There are a number of levels of local elections in Rwanda, perhaps as part of the effort to encourage local governance. Sector-wide elections, which occurred around a month ago, are the most local they get. Rubona is a sector, for example. And Rubona is very local. The “center of town” looks a lot like the set an old Western movie. Except smaller. “Western” as in, “I keep thinking Clint Eastwood will come walking out of the butter milk shop.” The sector-wide elections are a vacation day for many schools, not just for Agahozo-Shalom.
I walked around, during both elections, hoping everything would feel all electiony outside. The last time I was in an election I could not vote in was Thailand in 2007. And what an election – protests, everyone voting, little voting booths planted on grassy islands in the middle of busy highways. The works.
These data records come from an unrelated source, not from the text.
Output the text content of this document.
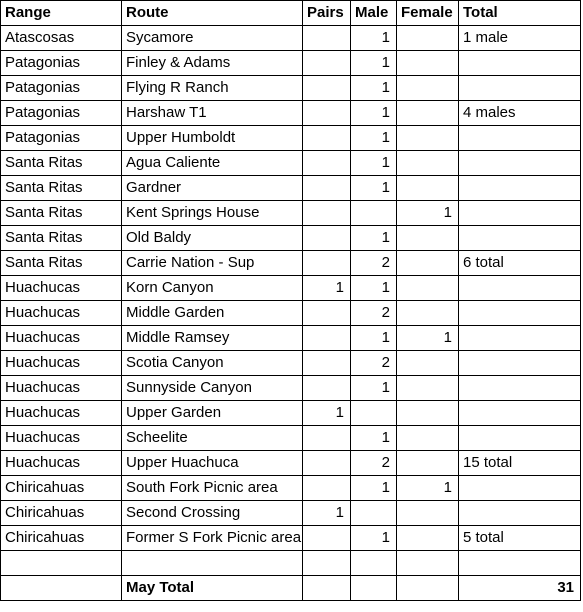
Range	Route	Pairs	Male	Female	Total
Atascosas	Sycamore		1		1 male
Patagonias	Finley & Adams		1		
Patagonias	Flying R Ranch		1		
Patagonias	Harshaw T1		1		4 males
Patagonias	Upper Humboldt		1		
Santa Ritas	Agua Caliente		1		
Santa Ritas	Gardner		1		
Santa Ritas	Kent Springs House			1	
Santa Ritas	Old Baldy		1		
Santa Ritas	Carrie Nation - Sup		2		6 total
Huachucas	Korn Canyon	1	1		
Huachucas	Middle Garden		2		
Huachucas	Middle Ramsey		1	1	
Huachucas	Scotia Canyon		2		
Huachucas	Sunnyside Canyon		1		
Huachucas	Upper Garden	1			
Huachucas	Scheelite		1		
Huachucas	Upper Huachuca		2		15 total
Chiricahuas	South Fork Picnic area		1	1	
Chiricahuas	Second Crossing	1			
Chiricahuas	Former S Fork Picnic area		1		5 total

	May Total				31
Today, as in the last local Rwandan elections from last month, there are a few massive banners around town, telling people to vote, and how important voting is. The banners are held up by carefully crafted wooden arches around three meters high, the wood still in branch-form, entwined with separate detached foliage. The arch covers the width of the road, so you walk under it, on the way to the market. It is quite aesthetic and grabs one’s attention, but is not complimented by any campaign posters. I did find one tiny set of signs with a drawing of a woman and ballots which I think were instructions on voting.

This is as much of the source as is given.